Répartition des mesures fiscales par destinataire Urgence et Relance (Fondation iFRAP)

 

France

Allemagne

Entreprises

18,0

40,9

% de PIB

0,7%

1,2%

Ménages

0,0

22,2

% de PIB

0,0%

0,6%

Total

18,0

63,1

% du PIB

0,7%

1,8%

 

En particulier la France priorise (et elle a raison) la baisse des impôts de production pour améliorer sa croissance potentielle et la capacité de rebond de ses entreprises. Mais elle ne le fait qu’à dose homéopathique (10 milliards, quand les impôts de production dépassent même les 100 milliards d’euros, tous secteurs économiques confondus[1]). Surtout, elle n’a pas les moyens d’en faire plus. Ainsi elle ne propose aucune mesure sectorielle fiscale puissante (contrairement à l’Allemagne) pour ses entreprises (baisse de fiscalité sur l’électricité etc…), ni en direction des ménages (baisse de la TVA pour relancer la consommation), alors que l’Allemagne y consacre près de 22,2 milliards d’euros (dont une aide fiscale à l’achat de véhicules propres) etc.

Conclusion 

La France apparaît donc avec des plans de soutien à l’économie (urgence, relance) somme toute en position moyenne par rapport aux autres. Par ailleurs ses mesures fiscales directes ne sont pas les plus ambitieuses. Elles sont par ailleurs très peu diversifiées contrairement aux mesures allemandes par exemple. Dans le cadre du plan d’urgence, la couverture des frais fixes des PME n’a pas été mise en place au contraire de l’Allemagne pour 25 milliards d’euros (lui préférant un mécanisme de crédit d’impôt au bénéfice du bailleur en cas de suspension des loyers). Il n’y a pas de mesures fiscales sectorielles, ni pour les ménages, ni pour les entreprises. Au contraire de l’Allemagne qui sort l’artillerie fiscale lourde sur la consommation et les entreprises. Par ailleurs même le Royaume-Uni a prévu pour son plan de relance une mesure de réduction temporaire de TVA de 20% à 5% sur le tourisme et la diminution du droit de timbre pour l’achat de biens immobiliers (1,43 milliards d’euros).

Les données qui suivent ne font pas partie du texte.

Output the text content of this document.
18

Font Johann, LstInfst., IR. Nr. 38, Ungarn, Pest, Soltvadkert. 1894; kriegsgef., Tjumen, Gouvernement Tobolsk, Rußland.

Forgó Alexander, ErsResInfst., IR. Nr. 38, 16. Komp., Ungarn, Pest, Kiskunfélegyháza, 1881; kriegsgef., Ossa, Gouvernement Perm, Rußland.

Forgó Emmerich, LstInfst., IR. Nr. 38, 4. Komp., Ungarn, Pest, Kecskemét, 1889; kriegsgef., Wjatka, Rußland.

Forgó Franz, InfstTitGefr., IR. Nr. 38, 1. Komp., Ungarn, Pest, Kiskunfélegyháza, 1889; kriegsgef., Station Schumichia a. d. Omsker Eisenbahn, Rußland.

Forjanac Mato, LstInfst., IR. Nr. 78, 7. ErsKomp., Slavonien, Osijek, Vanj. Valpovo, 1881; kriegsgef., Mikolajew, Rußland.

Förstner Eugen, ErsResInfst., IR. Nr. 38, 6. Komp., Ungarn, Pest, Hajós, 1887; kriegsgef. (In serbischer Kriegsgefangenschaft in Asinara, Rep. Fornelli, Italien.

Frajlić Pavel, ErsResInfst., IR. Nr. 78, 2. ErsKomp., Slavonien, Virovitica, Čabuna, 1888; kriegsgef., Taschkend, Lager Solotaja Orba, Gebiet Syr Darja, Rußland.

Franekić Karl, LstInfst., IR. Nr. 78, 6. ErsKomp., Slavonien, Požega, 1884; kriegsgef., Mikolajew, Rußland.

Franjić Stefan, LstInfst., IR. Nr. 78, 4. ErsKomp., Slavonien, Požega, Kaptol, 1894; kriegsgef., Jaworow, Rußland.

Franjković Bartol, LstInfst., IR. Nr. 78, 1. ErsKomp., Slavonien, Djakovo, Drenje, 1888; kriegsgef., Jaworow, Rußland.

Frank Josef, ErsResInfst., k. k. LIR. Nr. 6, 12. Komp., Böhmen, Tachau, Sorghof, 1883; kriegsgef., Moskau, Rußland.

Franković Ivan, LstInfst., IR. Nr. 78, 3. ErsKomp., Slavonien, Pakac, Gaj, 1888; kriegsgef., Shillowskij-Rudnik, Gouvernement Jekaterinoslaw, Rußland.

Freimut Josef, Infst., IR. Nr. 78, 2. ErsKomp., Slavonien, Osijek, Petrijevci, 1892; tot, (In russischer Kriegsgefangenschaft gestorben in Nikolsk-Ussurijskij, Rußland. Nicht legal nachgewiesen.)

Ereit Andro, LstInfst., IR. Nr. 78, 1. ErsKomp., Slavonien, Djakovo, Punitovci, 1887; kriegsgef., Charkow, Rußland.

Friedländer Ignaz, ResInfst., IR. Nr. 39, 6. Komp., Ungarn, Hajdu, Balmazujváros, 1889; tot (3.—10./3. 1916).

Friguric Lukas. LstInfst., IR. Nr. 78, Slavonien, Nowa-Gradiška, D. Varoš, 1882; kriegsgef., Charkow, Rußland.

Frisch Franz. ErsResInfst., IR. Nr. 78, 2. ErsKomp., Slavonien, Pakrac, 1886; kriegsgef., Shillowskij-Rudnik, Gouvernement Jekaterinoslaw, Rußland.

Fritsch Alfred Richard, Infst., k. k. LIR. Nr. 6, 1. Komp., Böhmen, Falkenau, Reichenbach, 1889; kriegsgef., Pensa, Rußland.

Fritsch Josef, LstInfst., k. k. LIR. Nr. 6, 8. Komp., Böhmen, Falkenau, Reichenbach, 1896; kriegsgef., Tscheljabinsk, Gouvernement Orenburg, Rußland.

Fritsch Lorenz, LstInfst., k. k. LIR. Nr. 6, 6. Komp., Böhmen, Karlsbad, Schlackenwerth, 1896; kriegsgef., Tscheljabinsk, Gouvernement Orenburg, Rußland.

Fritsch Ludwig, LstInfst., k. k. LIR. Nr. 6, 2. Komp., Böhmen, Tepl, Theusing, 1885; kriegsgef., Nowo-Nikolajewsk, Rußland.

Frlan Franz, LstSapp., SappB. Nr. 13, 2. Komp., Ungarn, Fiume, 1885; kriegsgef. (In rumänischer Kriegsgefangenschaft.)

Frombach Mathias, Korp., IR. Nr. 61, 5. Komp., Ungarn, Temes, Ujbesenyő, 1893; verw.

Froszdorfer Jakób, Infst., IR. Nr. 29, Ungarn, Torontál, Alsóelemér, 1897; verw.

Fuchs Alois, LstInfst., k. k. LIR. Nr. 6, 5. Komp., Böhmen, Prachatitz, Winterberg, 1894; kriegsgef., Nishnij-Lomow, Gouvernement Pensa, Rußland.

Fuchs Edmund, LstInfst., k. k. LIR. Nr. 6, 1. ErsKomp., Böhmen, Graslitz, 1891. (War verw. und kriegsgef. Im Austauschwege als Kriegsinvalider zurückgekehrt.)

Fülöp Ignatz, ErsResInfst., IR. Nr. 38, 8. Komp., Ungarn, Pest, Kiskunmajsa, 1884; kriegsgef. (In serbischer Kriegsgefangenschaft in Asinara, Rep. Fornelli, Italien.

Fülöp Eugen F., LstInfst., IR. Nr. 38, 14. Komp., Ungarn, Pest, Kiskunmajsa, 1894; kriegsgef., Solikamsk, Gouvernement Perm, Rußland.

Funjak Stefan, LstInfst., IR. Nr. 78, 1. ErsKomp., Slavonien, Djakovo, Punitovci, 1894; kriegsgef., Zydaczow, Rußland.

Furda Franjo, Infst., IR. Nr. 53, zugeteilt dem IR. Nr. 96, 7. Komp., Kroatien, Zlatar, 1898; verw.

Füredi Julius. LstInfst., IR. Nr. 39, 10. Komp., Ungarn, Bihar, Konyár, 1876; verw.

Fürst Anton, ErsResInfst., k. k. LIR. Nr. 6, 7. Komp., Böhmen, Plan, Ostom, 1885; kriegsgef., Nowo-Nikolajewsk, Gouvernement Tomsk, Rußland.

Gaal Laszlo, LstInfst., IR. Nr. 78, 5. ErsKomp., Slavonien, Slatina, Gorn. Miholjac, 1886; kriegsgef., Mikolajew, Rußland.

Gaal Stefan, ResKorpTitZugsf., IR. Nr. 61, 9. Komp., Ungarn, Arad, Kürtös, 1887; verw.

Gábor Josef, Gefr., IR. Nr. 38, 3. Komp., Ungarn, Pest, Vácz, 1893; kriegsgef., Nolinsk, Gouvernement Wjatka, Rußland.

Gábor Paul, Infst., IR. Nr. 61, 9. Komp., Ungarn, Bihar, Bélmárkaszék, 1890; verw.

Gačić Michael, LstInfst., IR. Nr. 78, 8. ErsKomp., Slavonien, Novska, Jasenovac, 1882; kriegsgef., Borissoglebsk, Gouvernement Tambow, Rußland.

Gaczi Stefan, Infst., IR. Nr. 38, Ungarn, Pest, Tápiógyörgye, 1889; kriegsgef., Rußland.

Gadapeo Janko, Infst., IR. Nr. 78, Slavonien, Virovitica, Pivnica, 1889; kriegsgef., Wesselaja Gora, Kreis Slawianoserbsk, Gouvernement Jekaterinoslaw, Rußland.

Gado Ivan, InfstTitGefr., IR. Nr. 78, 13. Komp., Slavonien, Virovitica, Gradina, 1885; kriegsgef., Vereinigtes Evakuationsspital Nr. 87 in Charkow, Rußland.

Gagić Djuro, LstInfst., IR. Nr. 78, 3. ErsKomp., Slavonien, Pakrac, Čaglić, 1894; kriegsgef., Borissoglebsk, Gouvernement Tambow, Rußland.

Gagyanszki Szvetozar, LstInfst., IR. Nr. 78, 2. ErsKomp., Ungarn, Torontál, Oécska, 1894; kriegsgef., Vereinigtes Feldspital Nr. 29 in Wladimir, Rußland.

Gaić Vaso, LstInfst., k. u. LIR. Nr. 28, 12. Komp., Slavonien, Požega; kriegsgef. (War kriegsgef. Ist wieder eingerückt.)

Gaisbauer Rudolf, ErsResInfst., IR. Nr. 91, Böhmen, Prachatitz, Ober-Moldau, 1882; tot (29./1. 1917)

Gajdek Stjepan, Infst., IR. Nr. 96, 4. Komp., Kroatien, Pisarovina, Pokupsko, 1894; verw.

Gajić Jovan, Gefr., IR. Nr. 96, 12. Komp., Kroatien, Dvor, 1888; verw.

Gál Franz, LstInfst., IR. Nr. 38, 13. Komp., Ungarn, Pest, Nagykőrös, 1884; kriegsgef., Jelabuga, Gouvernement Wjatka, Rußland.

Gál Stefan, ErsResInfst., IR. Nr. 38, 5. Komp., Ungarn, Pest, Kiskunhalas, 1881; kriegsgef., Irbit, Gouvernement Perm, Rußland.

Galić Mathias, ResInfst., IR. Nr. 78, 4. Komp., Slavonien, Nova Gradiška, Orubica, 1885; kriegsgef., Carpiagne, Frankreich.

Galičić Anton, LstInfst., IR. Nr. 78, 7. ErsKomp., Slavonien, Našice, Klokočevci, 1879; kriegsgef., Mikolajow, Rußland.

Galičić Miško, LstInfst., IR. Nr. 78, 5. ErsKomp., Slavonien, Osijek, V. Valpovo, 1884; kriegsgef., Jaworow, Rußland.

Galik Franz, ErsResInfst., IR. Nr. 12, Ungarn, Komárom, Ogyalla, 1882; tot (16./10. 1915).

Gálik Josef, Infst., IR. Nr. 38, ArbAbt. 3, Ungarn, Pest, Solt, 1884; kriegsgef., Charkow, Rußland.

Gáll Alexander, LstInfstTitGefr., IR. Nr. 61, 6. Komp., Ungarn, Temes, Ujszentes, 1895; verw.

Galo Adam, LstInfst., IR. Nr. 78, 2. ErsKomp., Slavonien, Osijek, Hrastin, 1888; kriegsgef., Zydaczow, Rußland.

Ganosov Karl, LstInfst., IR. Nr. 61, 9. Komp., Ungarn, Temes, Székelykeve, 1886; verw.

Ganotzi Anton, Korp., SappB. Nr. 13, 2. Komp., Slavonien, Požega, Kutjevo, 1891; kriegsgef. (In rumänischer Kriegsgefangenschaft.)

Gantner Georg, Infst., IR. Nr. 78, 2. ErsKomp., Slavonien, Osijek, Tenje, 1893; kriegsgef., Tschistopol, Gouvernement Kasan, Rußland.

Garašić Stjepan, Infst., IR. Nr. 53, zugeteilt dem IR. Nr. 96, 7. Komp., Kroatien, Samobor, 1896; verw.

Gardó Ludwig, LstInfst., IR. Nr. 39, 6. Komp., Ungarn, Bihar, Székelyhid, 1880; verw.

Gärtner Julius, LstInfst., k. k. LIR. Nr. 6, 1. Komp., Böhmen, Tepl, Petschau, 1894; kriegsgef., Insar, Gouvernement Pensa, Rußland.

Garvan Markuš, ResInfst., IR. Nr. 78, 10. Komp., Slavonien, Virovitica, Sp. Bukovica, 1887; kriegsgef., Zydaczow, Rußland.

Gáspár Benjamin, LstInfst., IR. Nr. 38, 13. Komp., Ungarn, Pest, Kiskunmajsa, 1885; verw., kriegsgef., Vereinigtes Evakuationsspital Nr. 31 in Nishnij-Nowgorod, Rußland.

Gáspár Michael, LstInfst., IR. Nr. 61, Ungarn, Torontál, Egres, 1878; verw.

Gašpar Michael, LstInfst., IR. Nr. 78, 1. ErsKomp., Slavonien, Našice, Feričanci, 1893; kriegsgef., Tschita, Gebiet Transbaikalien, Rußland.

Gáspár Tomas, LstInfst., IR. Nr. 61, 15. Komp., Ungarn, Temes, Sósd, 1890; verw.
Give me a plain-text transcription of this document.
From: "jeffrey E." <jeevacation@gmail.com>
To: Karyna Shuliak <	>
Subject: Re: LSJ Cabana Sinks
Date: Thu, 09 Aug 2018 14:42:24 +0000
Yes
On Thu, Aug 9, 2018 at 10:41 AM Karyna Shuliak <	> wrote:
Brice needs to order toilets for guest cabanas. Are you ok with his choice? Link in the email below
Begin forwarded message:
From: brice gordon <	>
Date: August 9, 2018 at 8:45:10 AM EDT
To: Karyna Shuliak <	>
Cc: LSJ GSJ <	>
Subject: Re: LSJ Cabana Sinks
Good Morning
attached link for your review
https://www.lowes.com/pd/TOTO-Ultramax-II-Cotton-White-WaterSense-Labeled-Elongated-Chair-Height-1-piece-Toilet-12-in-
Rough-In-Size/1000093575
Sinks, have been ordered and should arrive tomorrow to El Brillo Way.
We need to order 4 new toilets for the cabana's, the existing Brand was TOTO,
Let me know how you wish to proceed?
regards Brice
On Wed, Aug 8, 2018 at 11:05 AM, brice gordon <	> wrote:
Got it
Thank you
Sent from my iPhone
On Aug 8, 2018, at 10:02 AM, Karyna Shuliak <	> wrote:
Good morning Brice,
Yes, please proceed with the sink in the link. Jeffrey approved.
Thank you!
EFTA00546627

Enfin une hypothèque existe sur le budget 2021 à cause de l’importance des reports d’imposition qui pourraient pour une partie indéterminée se matérialiser en créances fiscales irrecouvrables (nécessitant leur classement en admissions en non-valeur se traduisant en remboursements et dégrèvements d’impôt, donc en minoration de recettes). Enfin on relèvera qu’en matière de soutien aux TPE/PME et travailleurs indépendants, les sommes fiscales ou non sont moins élevées que dans les pays comparables. Les aides déployées en France représentent 25,5 milliards d’euros (fonds de solidarité pour près de 18,9 milliards d’euros, réabondement du fonds pour 5,6 milliards et aide exceptionnelle supplémentaire en faveur des indépendants et commerçant pour 1 milliard), contre 81 milliards pour l’Allemagne (25 milliards pour le sauvetage des indépendants, 25 milliards pour la prise en charge des frais fixes des PME (la France pourrait faire bientôt de même), 22 milliards d’aides supplémentaires aux TPE et indépendants et 9 milliards votés pour ces mêmes publics pour les Länder). Enfin, le Royaume-Uni met quant à lui 43,34 milliards d’euros sur la table : 16,7 milliards pour les autoentrepreneurs, 15,6 milliards de subvention aux entreprises en particulier aux PME et 11 milliards d’extension des dispositifs d’aides au soutien des TPE/PME.

Cela permet de remettre les idées en place, sur les avantages de l’orthodoxie et de la rigueur budgétaire pour effectuer des dépenses de soutien plus importantes en temps de crise (Allemagne), ou de la diversification des outils proposés en direction des indépendants, TPE et PME, pour le Royaume-Uni et l’Allemagne.